NAPOLI, NAPOLI, NAPOLI

Cartaz do filme NAPOLI, NAPOLI, NAPOLI

Opinião

“Depois da guerra entre os clãs, vêm as mortes. Por que tantas mortes? Não é o morto no chão que deve alarmar as pessoas, porque antes das mortes, do sangue, há mortes que não vemos. As consciências das pessoas jovens foram mortas, a negação dos sonhos dos jovens é mais grave do que o morto.” – depoimento de uma assistente social

Imaginei, logo de cara, que fosse ver algo parecido com stress, intensidade e violência de Gomorra, de Matteo Garrone. Baseado no livro de Roberto Saviano, Gomorra denuncia a máfia napolitana com seus desmembramentos mundiais de uma maneira muito realista e impressionante. Preparei o espírito e o estômago, porque o filme de Garrone não é fácil – embora seja muito bom. Mas Napoli, Napoli, Napoli é diferente, porque mistura documentário e ficção e isso quebra bastante o ritmo das cenas tensas e violentas. Não que seja um filme leve, longe disso, mas achei uma boa estratégia.

O viés documentário mostra os depoimentos de detentas de uma prisão feminina de Nápoles. Naturalmente relacionamos máfia com paternalismo e entrevistar mulheres envolvidas com o tráfego e outros crimes é uma mostra de que a contaminação está por tudo. Mulheres mães, irmãs, filhas, que entraram no submundo da droga e que dão seu parecer de uma cidade perdida, sem assistência, sem poder público. De uma cidade nas mãos do poder paralelo. Transferi o que ouvi para o Rio de Janeiro sitiado desde a semana passada, numa tentativa de recuperar a cidade e tirá-la do poder das milícias e traficantes.

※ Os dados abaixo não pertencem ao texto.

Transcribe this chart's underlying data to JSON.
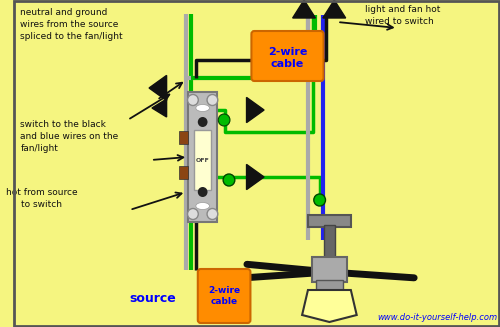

Intercalando os depoimentos, entram duas histórias sobre morte e prostituição. Não há qualquer separação entre o que é real e o que é ficcional. Gostei desse modelo mesclado – uma maneira de mostrar que está realmente tudo interligado. Que o tráfego de drogas está diretamente vinculado à lei da demanda e da procura, visto por quem está envolvido com os dois lados. Ótima pedida para refletir sobre nossas grandes cidades, sobre as formas de poder anti-estado, como a Camorra italiana, o PCC brasileiro e assim por diante, que já são organizações com relações institucionais e de negócios. Transcende a droga em si. Adequado para os tempos atuais. E até por isso, bastante indigesto.